Put simply, consumers have been duped into buying life insurance policies with definitions well past their use by date.
How is this considered acting in utmost good faith? More like feathering your own nest or making sure you don’t pay out on too many claims!
Outdated definitions in insurance policies could have devastating consequences for some people – virtually nullifying policies purchased to protect us from financial uncertainty at the very time they need it most.
But how do we overcome the issue? It would be near impossible for the average punter to be aware of outdated definitions in their insurance policies – it’s neither likely nor feasible.
The answer lies in adhering to the utmost good faith standard that’s there to protect both parties. Insurers, advisers, brokers, assessors and all other players must act ethically and scrupulously to ensure claims are assessed fairly and ‘in utmost good faith’, otherwise insurance policies aren’t worth the paper they’re printed on.
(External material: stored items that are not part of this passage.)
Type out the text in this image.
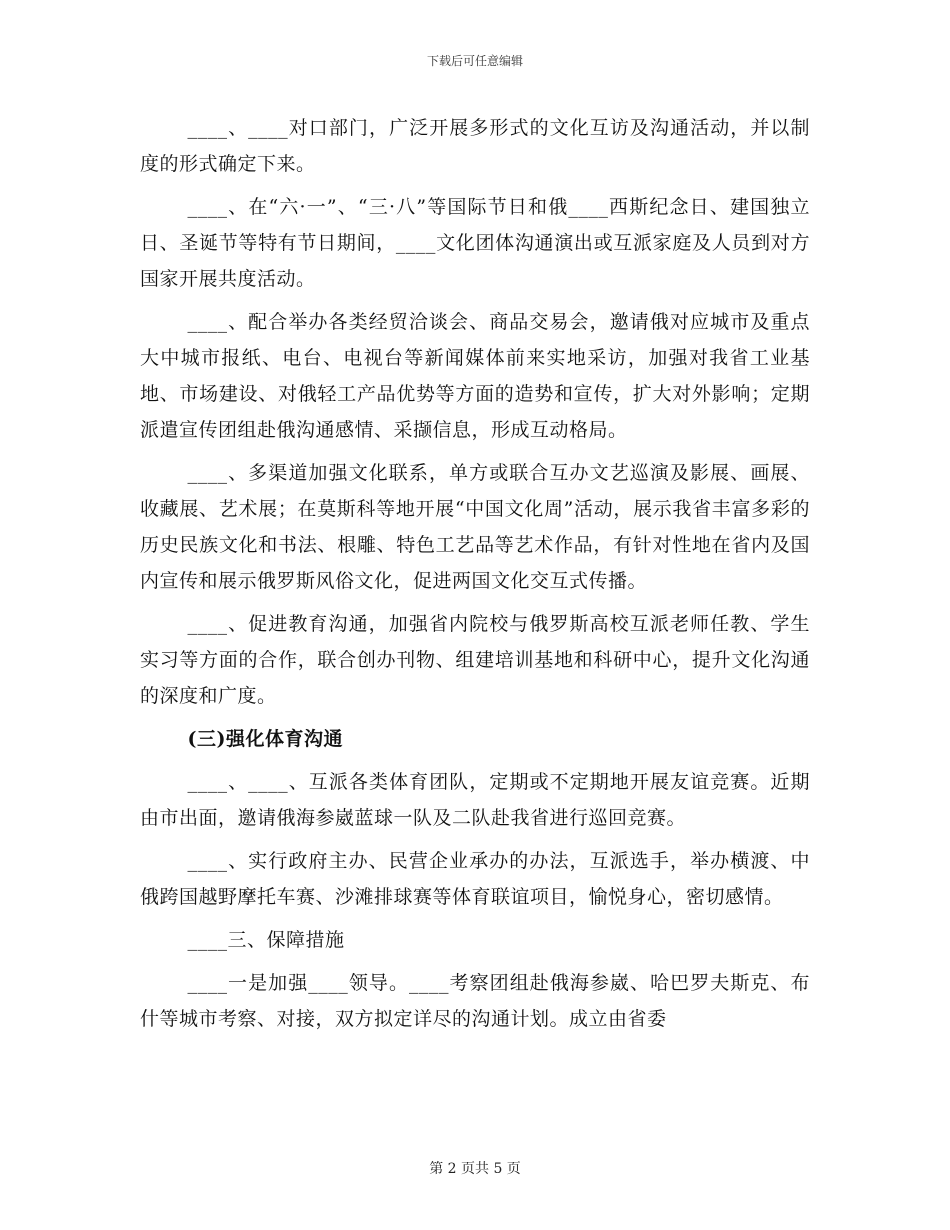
下载后可任意编辑

____、____对口部门，广泛开展多形式的文化互访及沟通活动，并以制度的形式确定下来。

____、在“六·一”、“三·八”等国际节日和俄____西斯纪念日、建国独立日、圣诞节等特有节日期间，____文化团体沟通演出或互派家庭及人员到对方国家开展共度活动。

____、配合举办各类经贸洽谈会、商品交易会，邀请俄对应城市及重点大中城市报纸、电台、电视台等新闻媒体前来实地采访，加强对我省工业基地、市场建设、对俄轻工产品优势等方面的造势和宣传，扩大对外影响；定期派遣宣传团组赴俄沟通感情、采撷信息，形成互动格局。

____、多渠道加强文化联系，单方或联合互办文艺巡演及影展、画展、收藏展、艺术展；在莫斯科等地开展“中国文化周”活动，展示我省丰富多彩的历史民族文化和书法、根雕、特色工艺品等艺术作品，有针对性地在省内及国内宣传和展示俄罗斯风俗文化，促进两国文化交互式传播。

____、促进教育沟通，加强省内院校与俄罗斯高校互派老师任教、学生实习等方面的合作，联合创办刊物、组建培训基地和科研中心，提升文化沟通的深度和广度。

(三)强化体育沟通

____、____、互派各类体育团队，定期或不定期地开展友谊竞赛。近期由市出面，邀请俄海参崴蓝球一队及二队赴我省进行巡回竞赛。

____、实行政府主办、民营企业承办的办法，互派选手，举办横渡、中俄跨国越野摩托车赛、沙滩排球赛等体育联谊项目，愉悦身心，密切感情。

____三、保障措施

____一是加强____领导。____考察团组赴俄海参崴、哈巴罗夫斯克、布什等城市考察、对接，双方拟定详尽的沟通计划。成立由省委

第 2 页共 5 页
We struggle enough with encouraging consumers to mitigate risk by taking out insurance. If they fail to see any real value, what hope do we have?
There’s no doubt education and awareness can assist – both for the consumer and most definitely for the insurance industry in general. A good independent broker can be the go-between in many situations to make sure consumers purchase the very best product for their specific needs … but … basic education around insurance policies – really understanding the terms and conditions of the contract – is vital.